Every year, for the past decade and more, I have ‘retreated’ to north Norfolk in July to work in the studio of Michael Horn. His is not a well-known name in the artistic world nationally but, nevertheless, he paints deeply, increasingly exhibits to general acclaim, and has taught art throughout his professional life. Luckily for me, I fell under his spell at Mary Ward College, Queen Square, London, early in my attempts to paint, and while our relationship remains essentially that of ‘master’ and ‘pupil’ in artistic matters, we have become good friends and can paint happily for hours as colleagues at either end of his splendid studio to the strains of traditional jazz and classical music. This is why I have not attended to this site for ten days: I have been absorbed in Michael’s world of paint and good food – in the preparation of which he is also an artist.
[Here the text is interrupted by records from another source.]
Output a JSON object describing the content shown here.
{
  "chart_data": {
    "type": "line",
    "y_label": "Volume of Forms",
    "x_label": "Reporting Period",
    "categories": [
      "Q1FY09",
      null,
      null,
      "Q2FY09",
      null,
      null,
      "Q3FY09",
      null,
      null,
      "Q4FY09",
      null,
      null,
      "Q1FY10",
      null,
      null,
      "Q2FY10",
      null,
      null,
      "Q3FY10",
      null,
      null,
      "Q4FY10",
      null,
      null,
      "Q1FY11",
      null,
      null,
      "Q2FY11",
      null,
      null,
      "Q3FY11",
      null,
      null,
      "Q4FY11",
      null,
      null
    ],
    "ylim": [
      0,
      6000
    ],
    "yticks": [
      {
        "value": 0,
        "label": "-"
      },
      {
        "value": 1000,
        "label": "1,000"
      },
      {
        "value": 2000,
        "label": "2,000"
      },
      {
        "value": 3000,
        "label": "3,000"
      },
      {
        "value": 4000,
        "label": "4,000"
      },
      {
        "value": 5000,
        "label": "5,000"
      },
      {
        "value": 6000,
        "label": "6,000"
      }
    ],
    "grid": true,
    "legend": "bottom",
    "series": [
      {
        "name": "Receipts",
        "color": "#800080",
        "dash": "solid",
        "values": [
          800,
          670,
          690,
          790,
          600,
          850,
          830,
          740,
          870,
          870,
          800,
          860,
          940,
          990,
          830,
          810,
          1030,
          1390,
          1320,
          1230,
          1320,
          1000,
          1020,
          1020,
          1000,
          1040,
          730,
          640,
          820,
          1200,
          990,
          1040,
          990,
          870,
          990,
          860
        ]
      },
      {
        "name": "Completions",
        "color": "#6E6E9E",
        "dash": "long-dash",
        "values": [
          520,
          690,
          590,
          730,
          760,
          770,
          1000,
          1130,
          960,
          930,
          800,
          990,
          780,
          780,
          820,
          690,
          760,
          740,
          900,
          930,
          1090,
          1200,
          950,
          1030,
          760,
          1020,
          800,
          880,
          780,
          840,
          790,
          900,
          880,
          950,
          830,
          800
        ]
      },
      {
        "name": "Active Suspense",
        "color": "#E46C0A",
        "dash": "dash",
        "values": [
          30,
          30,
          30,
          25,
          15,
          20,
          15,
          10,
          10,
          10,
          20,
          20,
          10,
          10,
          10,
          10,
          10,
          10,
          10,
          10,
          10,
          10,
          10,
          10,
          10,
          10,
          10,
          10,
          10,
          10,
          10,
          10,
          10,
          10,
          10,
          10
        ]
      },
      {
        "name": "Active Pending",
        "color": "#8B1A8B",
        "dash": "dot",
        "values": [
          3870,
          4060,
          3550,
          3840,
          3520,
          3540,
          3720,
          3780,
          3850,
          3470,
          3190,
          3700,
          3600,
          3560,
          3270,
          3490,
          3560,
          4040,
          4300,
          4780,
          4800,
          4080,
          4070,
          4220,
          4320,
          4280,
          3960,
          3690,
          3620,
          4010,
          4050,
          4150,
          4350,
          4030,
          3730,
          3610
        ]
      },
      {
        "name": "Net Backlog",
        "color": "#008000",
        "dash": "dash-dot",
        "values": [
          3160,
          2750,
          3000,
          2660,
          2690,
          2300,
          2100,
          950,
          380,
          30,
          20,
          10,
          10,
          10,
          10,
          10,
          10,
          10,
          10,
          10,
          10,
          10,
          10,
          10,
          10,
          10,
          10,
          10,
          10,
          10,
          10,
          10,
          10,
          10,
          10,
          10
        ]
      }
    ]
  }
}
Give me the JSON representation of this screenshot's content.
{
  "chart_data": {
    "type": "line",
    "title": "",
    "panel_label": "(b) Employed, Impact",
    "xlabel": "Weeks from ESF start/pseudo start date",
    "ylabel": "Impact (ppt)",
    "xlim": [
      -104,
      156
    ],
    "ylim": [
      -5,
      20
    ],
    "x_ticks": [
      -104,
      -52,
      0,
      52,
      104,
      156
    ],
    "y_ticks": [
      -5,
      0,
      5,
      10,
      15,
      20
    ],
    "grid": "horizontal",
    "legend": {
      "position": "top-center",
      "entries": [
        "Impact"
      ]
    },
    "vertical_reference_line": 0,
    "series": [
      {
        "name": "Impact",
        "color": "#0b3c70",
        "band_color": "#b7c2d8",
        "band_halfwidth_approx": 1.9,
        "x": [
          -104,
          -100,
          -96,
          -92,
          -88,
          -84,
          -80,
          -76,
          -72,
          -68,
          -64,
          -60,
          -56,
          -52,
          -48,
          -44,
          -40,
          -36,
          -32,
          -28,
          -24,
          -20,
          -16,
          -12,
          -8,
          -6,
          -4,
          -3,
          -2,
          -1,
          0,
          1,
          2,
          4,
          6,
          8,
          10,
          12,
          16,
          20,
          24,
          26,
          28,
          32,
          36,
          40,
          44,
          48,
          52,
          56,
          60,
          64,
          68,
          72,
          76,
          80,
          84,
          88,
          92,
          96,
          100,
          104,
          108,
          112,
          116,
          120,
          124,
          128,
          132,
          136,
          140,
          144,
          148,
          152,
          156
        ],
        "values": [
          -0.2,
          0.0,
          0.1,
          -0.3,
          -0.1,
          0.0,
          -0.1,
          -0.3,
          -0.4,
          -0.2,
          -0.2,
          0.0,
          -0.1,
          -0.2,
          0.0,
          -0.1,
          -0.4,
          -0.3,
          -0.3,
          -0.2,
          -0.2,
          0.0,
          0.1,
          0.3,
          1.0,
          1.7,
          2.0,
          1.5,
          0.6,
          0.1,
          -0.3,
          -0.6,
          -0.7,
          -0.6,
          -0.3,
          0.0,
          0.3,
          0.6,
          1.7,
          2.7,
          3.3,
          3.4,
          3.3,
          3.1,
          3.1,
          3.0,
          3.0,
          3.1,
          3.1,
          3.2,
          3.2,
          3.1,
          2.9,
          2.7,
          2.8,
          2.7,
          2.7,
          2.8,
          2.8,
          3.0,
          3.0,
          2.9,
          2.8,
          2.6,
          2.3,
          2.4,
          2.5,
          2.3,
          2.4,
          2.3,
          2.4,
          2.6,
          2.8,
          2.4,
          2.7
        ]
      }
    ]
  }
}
We went to three different places to draw – something I am very weak at doing. We were rained off at all three but nevertheless acquired good material. One scene, involving of all things in rural north Norfolk, a small monumental arch and a grass-cut maze, I pursued from field sketch through five versions to finished studio painting.
In the studio, where perforce we spent most of the time because of the weather, I worked on another project the other way round by drawing in excruciating detail the view of the studio from my easel through five versions through to an exhibit-worthy abstract painting (subsequently over-painted; the image shown here is a detail of the third stage during painting, looking towards the studio door on the left and at one of Michael’s large paintings centre and on the right).
These are excellent exercises for me, though don’t tell Michael, since in the normal course of events I have neither the discipline nor time to do such. Anyway, I came away clutching some 15 or so ‘works’ in my folder but, far more importantly, a little wiser and possibly a little more accomplished in matters painterly. Thank you, Michael.